Антоша Ложкин Виталику нравился, и они скоро сделались приятелями. Болтать с ним было любопытно.
Мировоззрение «безупречного» с Пречистенки представляло собой салат из Кастанеды, Пелевина и дзен-анекдотов. Довольно банальный список ингредиентов, но — Тоша Ложкин претворял свои идеи в жизнь. И они у него даже работали. Правда, жил Тоша в мире настолько многомерном, что Виталик быстро от него уставал.

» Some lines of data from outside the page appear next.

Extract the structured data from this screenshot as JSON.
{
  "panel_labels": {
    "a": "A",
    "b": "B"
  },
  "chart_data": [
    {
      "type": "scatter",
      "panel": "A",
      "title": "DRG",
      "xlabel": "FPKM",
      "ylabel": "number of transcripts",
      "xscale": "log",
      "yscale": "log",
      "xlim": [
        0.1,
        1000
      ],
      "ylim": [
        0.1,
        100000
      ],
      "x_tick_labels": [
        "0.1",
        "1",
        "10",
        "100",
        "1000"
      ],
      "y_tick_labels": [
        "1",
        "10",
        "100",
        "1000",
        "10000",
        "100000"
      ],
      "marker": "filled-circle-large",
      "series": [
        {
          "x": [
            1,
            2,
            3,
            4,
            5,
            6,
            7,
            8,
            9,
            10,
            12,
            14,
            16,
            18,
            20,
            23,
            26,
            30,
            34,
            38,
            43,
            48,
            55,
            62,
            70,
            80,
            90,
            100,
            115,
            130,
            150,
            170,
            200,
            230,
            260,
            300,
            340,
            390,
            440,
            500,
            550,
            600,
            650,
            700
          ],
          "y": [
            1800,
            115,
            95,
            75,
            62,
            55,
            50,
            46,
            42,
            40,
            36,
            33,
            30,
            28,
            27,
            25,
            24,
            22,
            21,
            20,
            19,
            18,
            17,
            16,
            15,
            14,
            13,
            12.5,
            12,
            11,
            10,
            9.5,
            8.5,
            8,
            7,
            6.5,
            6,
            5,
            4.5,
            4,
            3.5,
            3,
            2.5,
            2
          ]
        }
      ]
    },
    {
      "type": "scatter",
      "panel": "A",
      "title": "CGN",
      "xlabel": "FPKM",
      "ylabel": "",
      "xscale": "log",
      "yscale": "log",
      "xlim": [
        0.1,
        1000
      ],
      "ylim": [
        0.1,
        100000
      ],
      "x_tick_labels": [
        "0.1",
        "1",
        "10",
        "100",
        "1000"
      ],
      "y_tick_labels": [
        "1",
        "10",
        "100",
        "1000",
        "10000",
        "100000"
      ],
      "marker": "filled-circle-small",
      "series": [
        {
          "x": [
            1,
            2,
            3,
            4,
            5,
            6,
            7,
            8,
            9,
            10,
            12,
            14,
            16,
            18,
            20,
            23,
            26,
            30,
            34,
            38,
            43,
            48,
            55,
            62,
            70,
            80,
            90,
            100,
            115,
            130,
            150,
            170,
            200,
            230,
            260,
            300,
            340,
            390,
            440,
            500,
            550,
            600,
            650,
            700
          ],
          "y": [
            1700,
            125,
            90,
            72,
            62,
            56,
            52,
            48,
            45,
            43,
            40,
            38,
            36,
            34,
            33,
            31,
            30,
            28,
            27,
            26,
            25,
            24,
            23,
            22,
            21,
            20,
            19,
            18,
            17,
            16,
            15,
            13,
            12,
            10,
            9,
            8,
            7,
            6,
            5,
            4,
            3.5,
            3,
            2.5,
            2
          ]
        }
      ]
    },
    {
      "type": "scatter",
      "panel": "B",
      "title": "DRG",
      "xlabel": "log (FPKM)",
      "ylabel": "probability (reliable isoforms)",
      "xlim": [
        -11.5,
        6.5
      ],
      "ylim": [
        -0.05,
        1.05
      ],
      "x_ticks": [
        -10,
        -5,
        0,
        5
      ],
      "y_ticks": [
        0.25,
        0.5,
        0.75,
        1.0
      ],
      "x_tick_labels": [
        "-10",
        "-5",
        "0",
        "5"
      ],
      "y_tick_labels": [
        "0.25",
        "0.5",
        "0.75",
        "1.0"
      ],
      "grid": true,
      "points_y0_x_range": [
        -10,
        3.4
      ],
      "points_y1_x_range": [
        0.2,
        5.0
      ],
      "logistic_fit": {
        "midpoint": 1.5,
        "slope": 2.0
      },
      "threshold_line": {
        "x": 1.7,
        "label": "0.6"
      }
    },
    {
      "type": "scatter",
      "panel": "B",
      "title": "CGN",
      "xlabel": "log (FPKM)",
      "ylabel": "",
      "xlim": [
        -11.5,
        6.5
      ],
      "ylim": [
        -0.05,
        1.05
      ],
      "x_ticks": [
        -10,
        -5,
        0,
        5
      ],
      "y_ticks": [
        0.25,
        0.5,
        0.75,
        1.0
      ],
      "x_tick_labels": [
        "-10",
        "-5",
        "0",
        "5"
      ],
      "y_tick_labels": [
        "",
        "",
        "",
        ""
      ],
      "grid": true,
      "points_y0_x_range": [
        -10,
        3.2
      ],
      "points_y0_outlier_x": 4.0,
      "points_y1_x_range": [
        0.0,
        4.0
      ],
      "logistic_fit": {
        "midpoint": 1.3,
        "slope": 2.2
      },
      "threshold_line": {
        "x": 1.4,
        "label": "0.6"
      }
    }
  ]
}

Ложкин не просто шел в гастроном за хлебом — он создавал намерение. Распить бутылку портвейна, не родив при этом парочку концепций, было немыслимо для него. В каждом прохожем Ложкин подозревал «спящего» или непрерывно индульгирующего человека. В его неизбывном стремлении свести окружающий мир в монолитную пустоту светилось что-то искреннее. После удушливого бытия «дивных» Ложкин воспринимался как глоток свежего воздуха. Он, не скрываясь, изучал быт и нравы Квартиры, с ленивым любопытством белого туриста в дальних колониях. Он изучал и Виталика. Виталику это было лестно.
Лишенный комплексов и нарочито терпимый, Ложкин, однако, не выносил «дивнюков». В нем пробуждалась ксенофобия.
— Вот уж где мертвецов-то в количестве, — говорил он.
— А если это — попытка обогатить духовный мир? — возражал Виталик.
— Допустим, устроить у себя внутри филиал вселенской помойки — значит обогатиться. Это, конечно, туфта, но допустим... Но ведь этот подход подразумевает также и некую работу, не так ли? Хотя бы сортировку всего этого хлама. Я же никакой работы не наблюдаю и делаю вывод: они занимаются ерундой. Лицемерят. Притворяются. Ты сам давеча много говорил об этом.